È stato un passaggio del messaggio di Lagarde a riportare fiducia, e i prossimi mesi diranno se essa è eccessiva. La Bce e la sua presidente hanno insistito che la politica monetaria dev’essere e restare «restrittiva» — cioè tale da frenare l’economia — e hanno confermato l’intenzione di alzare i tassi di un altro 0,5% il mese prossimo. Per il seguito però la Bce stavolta non si è legata le mani, come invece aveva fatto nel dicembre scorso. «In futuro le nostre decisioni sui tassi saranno guidate dai dati», ha detto Lagarde, e saranno «definite di volta in volta ad ogni riunione».

Molti nel mercato vi hanno letto, perlomeno, l’inizio della fine della stretta iniziata a luglio scorso. Vari fattori possono farlo credere. L’inflazione complessiva resta alta ma, grazie anche al calo rapido dei prezzi del gas, scende più in fretta delle attese e a gennaio in area euro era all’8,5% (in ottobre era al 10,6%). Soprattutto, gli operatori continuano a vedere la Bce come sostanzialmente al traino della Federal Reserve e di pari passo con la Bank of England. Mercoledì la banca centrale americana aveva rallentato il passo degli aumenti con un ritocco di 0,25%, lasciando intravedere una pausa nei prossimi mesi. Ieri la Bank of England ha portato i tassi al 4%, ma ha fatto capire che per ora potrebbe essere al suo ultimo ritocco. Anche la Bank of Canada ha detto che per ora ferma i rialzi del costo del denaro.

Il clima fra i governatori nel mondo sta cambiando.

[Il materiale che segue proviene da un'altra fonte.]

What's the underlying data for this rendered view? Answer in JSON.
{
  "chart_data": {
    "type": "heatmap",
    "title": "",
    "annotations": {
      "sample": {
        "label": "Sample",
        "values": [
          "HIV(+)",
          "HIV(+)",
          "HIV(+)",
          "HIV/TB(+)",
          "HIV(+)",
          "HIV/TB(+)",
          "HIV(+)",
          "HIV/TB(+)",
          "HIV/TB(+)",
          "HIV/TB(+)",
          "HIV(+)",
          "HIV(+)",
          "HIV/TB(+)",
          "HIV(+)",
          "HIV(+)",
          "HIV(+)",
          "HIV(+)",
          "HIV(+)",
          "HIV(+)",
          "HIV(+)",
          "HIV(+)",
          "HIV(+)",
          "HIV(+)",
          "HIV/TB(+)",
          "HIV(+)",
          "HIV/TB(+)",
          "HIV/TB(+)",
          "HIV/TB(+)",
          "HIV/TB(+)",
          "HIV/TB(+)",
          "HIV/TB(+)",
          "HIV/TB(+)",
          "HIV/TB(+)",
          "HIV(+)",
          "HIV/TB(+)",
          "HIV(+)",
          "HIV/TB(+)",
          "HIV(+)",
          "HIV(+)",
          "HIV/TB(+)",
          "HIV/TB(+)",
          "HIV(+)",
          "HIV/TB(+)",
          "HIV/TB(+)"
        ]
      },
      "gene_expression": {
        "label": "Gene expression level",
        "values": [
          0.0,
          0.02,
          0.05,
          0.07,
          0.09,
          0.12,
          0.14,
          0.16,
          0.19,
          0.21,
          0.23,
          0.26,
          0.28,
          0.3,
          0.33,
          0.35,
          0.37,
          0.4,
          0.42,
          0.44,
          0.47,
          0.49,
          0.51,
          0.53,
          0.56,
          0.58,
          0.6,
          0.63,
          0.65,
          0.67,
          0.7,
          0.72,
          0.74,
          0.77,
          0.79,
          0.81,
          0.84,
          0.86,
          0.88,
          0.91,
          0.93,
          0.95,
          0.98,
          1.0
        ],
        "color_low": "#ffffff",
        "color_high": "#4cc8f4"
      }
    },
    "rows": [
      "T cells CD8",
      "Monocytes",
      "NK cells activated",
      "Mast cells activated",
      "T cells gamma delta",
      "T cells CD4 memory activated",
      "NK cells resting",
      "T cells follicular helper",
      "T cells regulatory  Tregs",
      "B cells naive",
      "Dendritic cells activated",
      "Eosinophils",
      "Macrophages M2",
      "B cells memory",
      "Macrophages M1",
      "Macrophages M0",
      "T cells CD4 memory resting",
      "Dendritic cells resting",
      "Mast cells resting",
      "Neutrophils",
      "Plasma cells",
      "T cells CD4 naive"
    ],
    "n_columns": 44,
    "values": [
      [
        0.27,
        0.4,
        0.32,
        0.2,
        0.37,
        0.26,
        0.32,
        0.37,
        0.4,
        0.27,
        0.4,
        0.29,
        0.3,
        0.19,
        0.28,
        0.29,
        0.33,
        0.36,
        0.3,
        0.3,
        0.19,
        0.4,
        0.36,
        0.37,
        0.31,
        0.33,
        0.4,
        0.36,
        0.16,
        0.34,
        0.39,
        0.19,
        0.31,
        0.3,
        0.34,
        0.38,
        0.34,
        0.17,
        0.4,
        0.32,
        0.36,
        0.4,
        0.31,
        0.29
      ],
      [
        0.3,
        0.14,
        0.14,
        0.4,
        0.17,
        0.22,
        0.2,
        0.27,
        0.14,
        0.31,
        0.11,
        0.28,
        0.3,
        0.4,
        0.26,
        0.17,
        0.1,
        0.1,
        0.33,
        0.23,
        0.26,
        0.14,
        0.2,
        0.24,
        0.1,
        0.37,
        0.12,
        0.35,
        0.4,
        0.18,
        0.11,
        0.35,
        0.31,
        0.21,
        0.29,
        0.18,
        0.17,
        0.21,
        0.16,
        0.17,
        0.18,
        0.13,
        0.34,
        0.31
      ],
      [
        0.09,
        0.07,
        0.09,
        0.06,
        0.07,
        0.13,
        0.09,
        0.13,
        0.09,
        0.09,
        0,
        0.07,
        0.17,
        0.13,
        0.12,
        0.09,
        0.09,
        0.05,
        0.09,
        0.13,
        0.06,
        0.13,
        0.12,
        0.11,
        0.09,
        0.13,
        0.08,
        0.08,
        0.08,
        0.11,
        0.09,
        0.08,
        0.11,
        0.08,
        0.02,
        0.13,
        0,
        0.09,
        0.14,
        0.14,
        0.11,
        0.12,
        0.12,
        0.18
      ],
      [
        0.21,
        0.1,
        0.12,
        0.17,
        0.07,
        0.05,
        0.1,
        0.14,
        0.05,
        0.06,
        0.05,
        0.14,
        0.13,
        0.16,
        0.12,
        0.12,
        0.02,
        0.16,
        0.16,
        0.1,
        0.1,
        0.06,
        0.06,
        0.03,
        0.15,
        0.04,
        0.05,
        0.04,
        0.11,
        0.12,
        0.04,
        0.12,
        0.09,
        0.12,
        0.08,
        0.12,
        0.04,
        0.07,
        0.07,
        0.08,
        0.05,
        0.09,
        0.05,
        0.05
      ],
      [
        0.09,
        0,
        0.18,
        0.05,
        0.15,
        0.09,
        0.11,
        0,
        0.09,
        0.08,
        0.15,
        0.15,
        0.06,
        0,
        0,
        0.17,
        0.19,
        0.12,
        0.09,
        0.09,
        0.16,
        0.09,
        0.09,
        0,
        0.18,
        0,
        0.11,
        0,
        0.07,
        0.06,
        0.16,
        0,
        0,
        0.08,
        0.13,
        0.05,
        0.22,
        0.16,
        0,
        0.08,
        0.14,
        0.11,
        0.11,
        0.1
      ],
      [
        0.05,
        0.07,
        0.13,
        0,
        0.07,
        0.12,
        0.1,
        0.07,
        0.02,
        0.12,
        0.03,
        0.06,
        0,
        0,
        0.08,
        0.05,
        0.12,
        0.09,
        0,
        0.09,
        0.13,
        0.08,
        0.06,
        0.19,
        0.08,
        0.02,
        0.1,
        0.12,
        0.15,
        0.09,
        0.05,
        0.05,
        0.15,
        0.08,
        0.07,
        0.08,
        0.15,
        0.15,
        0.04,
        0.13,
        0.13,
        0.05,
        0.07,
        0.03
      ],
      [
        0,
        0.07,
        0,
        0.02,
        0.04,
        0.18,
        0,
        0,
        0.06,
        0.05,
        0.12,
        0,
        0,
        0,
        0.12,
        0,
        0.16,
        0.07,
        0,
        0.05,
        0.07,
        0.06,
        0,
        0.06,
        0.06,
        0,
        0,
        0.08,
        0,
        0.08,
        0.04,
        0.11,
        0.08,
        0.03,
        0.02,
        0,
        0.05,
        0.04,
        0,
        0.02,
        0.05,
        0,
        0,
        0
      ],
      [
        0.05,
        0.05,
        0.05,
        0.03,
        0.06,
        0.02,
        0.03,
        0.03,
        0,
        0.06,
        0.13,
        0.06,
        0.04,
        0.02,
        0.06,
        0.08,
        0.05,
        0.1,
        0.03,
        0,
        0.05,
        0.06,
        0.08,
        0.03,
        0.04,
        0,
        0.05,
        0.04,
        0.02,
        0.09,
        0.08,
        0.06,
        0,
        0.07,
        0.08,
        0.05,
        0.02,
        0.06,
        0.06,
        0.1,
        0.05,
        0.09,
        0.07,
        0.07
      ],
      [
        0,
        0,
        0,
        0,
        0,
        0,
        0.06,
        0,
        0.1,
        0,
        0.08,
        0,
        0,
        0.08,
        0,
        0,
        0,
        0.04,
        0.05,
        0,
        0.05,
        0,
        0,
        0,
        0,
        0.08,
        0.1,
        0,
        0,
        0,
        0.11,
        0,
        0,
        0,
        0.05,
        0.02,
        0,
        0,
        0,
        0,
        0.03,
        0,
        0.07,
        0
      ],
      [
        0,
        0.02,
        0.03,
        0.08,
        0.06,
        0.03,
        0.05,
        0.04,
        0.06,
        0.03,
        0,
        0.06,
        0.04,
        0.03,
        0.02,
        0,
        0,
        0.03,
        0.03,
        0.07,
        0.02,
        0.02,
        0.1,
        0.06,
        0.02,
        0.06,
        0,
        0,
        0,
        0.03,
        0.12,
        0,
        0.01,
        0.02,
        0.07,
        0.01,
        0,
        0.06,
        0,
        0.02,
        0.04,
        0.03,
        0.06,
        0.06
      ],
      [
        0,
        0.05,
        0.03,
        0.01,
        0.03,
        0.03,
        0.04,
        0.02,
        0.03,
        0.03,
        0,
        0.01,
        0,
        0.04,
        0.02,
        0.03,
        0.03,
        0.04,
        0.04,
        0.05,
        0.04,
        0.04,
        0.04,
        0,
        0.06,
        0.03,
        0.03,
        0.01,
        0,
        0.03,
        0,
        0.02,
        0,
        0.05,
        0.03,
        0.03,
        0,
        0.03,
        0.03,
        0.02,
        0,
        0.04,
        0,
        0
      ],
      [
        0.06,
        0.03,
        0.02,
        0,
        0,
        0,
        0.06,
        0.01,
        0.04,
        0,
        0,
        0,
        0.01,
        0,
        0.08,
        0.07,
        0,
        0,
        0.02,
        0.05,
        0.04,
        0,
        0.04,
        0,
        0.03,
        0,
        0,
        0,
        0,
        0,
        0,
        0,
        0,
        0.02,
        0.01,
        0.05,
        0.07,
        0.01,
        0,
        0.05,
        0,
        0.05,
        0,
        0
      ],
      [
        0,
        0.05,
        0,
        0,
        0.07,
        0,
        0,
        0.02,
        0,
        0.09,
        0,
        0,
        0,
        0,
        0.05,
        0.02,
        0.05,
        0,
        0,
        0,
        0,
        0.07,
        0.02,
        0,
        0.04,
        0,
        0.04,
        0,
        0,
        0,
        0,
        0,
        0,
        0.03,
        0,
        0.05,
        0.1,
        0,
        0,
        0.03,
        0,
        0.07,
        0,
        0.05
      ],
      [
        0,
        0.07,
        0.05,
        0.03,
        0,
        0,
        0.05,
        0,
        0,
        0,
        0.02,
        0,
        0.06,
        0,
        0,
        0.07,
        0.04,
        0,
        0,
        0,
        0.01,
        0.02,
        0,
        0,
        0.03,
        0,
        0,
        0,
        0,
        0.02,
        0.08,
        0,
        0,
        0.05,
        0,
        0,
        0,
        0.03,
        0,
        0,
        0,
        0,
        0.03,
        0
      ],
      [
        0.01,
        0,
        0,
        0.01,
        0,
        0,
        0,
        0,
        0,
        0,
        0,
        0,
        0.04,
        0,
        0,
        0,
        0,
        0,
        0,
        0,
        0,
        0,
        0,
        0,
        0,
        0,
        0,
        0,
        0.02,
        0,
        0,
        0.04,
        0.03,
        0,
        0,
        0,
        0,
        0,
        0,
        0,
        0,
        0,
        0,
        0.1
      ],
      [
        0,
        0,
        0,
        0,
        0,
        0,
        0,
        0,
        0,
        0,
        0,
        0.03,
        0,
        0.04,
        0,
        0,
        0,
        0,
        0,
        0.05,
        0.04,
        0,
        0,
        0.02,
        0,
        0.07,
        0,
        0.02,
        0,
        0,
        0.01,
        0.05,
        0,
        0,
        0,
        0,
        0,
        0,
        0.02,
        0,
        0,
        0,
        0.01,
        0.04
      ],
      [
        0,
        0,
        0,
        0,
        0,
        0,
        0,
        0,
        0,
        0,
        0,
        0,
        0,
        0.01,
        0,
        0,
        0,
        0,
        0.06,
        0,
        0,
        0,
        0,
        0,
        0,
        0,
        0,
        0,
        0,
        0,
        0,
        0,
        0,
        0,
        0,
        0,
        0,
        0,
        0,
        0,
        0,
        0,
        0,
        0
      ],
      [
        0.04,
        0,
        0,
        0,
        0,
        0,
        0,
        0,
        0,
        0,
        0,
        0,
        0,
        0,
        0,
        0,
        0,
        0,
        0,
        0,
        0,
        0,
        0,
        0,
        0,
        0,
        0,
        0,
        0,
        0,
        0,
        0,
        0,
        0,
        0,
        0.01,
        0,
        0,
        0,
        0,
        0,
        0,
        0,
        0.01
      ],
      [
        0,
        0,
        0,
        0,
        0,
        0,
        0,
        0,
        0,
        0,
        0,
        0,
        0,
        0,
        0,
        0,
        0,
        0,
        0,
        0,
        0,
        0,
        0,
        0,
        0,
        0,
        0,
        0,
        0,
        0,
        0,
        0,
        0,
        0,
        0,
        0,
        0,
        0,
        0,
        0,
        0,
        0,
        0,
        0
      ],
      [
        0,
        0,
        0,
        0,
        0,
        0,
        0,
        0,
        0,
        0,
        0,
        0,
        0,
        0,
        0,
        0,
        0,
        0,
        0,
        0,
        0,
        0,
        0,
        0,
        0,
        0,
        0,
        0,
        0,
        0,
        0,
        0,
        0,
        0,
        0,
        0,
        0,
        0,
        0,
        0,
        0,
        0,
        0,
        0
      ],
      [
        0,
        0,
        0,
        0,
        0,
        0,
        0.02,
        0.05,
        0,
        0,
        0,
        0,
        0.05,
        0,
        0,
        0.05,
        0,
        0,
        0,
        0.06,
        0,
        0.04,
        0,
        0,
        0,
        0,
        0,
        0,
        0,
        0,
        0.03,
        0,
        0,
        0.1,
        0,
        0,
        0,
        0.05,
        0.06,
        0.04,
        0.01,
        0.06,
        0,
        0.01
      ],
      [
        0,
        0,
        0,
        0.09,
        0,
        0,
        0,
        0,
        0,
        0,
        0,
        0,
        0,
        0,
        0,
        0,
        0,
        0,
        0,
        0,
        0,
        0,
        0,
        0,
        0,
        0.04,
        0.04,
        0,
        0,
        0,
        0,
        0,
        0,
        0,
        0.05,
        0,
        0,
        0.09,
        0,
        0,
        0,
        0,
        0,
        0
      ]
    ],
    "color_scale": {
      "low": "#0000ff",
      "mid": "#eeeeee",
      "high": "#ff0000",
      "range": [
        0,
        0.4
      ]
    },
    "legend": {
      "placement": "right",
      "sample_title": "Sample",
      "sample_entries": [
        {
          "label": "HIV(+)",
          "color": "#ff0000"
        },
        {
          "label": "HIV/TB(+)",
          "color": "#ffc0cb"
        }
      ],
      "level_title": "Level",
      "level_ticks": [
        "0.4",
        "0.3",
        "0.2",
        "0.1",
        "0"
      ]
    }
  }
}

Per tutto questo i mercati hanno voluto sentire solo le buone notizie dalla Bce, come in dicembre sentirono solo le cattive. La realtà potrebbe essere più sfumata e la reazione degli operatori potrebbe essere stata, ancora una volta, eccessiva. Di rado del tutto padrona di una comunicazione chiara, ieri Lagarde ha accennato all’inflazione «sottostante» che — ha ricordato — «non si è mossa». In effetti l’indice «di fondo», senza i prezzi volatili di energia e alimenti, resta fermo al 5,2%. Sembra probabile che una maggioranza fra i 26 banchieri centrali del Consiglio direttivo voglia vedere un calo un po’ persistente di quell’inflazione «di fondo», prima di togliere il piede dal freno sull’economia europea. Possibile dunque che in maggio e giugno arrivino altri due rialzi dei tassi di 0,25% l’uno, prima di una pausa. Su quelli potrebbe esserci scontro nella Bce. Ma non sarà niente rispetto a quel che aspetta Lagarde se e quando l’inflazione sarà scesa molto, ma faticando a tornare al 2%. Per allora, fra circa un anno, la Bce dovrà scegliere se mollare la presa o continuare a comprimere a lungo sotto la sua pressione un’economia di area euro da oltre 11 mila miliardi di euro.